My other claim to fame in the ANTLR world is the AREV to VB translator I wrote. This was not open source, but it was a whole lot of fun! AREV BASIC is a knockoff of PICK BASIC. There were no reserved keywords; IF IF=ELSE THEN ELSE=IF ELSE IF=ELSE is valid code; it used less-than and greater-than in condtions as well as delimiters for array access; a CASE statement really translated to a series of IF/ELSE statements, etc.

In the end I translated 240,000 lines of AREV into VB with an eight-pass translator. Each pass was an ANTLR tree parser which transformed the tree a bit at a time. One of the really cool things about trees and ANTLR's subclassing was having a supergrammar with rules for both AREV and VB in the same tree (using distinct node types) and as I translated I would have a tree with both languages represented. Each pass would inherit from that supergrammar and then specialize certain rules to have translation actions. For instance one pass would change expressions into VB-compatible expressions but leave control structures as AREV. Each intermediate stage was a mixture of AREV and VB nodes in the tree, but the tree parser could handle both simultaneously because each node has a type. Try writing a parser that simultaneously parses two languages -- you can't because you don't know if that IF is from AREV or VB. But in a tree you know because you have the type as well as the text.
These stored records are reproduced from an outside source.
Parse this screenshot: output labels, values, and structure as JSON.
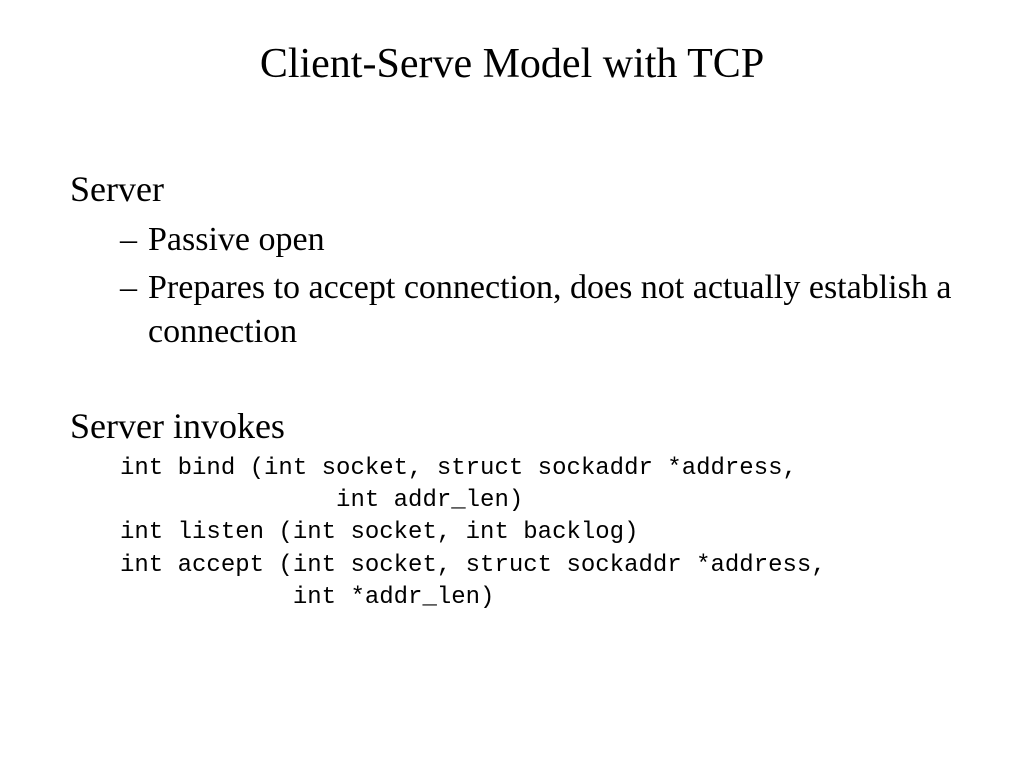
{
  "title": "Client-Serve Model with TCP",
  "section1": {
    "heading": "Server",
    "bullets": [
      "Passive open",
      "Prepares to accept connection, does not actually establish a connection"
    ]
  },
  "section2": {
    "heading": "Server invokes",
    "code": "int bind (int socket, struct sockaddr *address,\n               int addr_len)\nint listen (int socket, int backlog)\nint accept (int socket, struct sockaddr *address,\n            int *addr_len)"
  }
}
Although what I did was essential, the real work was done by nine others who wrote the VB libraries to emulate AREV functionality such as screen handling or string processing. My part of it was definately the most fun, though! Read my article about this project at http://www.codetransform.com/fun_with_antlr.html

My favorite tool is ANTLR. It implements lexers, parsers and tree parsers via the same conceptual framework: LL(k) analysis. The generated code is designed to be very close to what you would write by hand, which makes it straightforward to debug and understand. ANTLR is a tool for programmers by programmers, with an emphasis not on theory but on problem solving.
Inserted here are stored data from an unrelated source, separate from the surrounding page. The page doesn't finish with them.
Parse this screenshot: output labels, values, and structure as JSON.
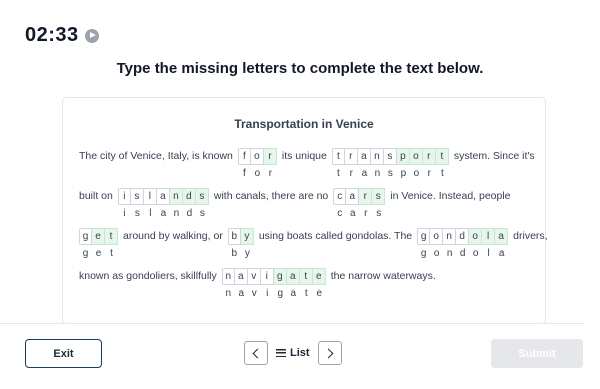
{
  "timer": {
    "time": "02:33",
    "icon": "play-circle-icon"
  },
  "instruction": "Type the missing letters to complete the text below.",
  "passage": {
    "title": "Transportation in Venice",
    "lines": [
      [
        {
          "t": "text",
          "v": "The city of Venice, Italy, is known"
        },
        {
          "t": "word",
          "given": [
            "f",
            "o"
          ],
          "filled": [
            "r"
          ],
          "hint": "for"
        },
        {
          "t": "text",
          "v": "its unique"
        },
        {
          "t": "word",
          "given": [
            "t",
            "r",
            "a",
            "n",
            "s"
          ],
          "filled": [
            "p",
            "o",
            "r",
            "t"
          ],
          "hint": "transport"
        },
        {
          "t": "text",
          "v": "system. Since it's"
        }
      ],
      [
        {
          "t": "text",
          "v": "built on"
        },
        {
          "t": "word",
          "given": [
            "i",
            "s",
            "l",
            "a"
          ],
          "filled": [
            "n",
            "d",
            "s"
          ],
          "hint": "islands"
        },
        {
          "t": "text",
          "v": "with canals, there are no"
        },
        {
          "t": "word",
          "given": [
            "c",
            "a"
          ],
          "filled": [
            "r",
            "s"
          ],
          "hint": "cars"
        },
        {
          "t": "text",
          "v": "in Venice. Instead, people"
        }
      ],
      [
        {
          "t": "word",
          "given": [
            "g"
          ],
          "filled": [
            "e",
            "t"
          ],
          "hint": "get",
          "first": true
        },
        {
          "t": "text",
          "v": "around by walking, or"
        },
        {
          "t": "word",
          "given": [
            "b"
          ],
          "filled": [
            "y"
          ],
          "hint": "by"
        },
        {
          "t": "text",
          "v": "using boats called gondolas. The"
        },
        {
          "t": "word",
          "given": [
            "g",
            "o",
            "n",
            "d"
          ],
          "filled": [
            "o",
            "l",
            "a"
          ],
          "hint": "gondola"
        },
        {
          "t": "text",
          "v": "drivers,"
        }
      ],
      [
        {
          "t": "text",
          "v": "known as gondoliers, skillfully"
        },
        {
          "t": "word",
          "given": [
            "n",
            "a",
            "v",
            "i"
          ],
          "filled": [
            "g",
            "a",
            "t",
            "e"
          ],
          "hint": "navigate"
        },
        {
          "t": "text",
          "v": "the narrow waterways."
        }
      ]
    ]
  },
  "footer": {
    "exit_label": "Exit",
    "list_label": "List",
    "submit_label": "Submit"
  },
  "colors": {
    "filled_cell": "#e6f6ea",
    "submit_disabled": "#e5e7eb"
  }
}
My main contributions have been some source code, including an ANSI C and GCC C translation framework including lexer, parser, tree parser, and tree emitter. The GCC Translation Toolkit goes from preprocessed source to tree and back to source and makes it easier to get to the fun part -- the actual translations.

I'm also the primary answerer of questions on the antlr-interest list, which is currently the main forum for ANTLR questions. I have a lot of fun solving those types of problems.

Also, thanks to Bram for pointing out BitTorrent for movie distribution. If I understand correctly, it seems BitTorrent is best suited to a "release" instead of occasional downloading, but I'll still make sure it's one of the primary options for getting it.

I've been researching p2p stuff to help distribute a movie I interned on, described on a page about Tom Hayes. So far Alluvium and Open Content Network look reasonable. The main thing I need is to reduce the bandwidth costs for distributing it.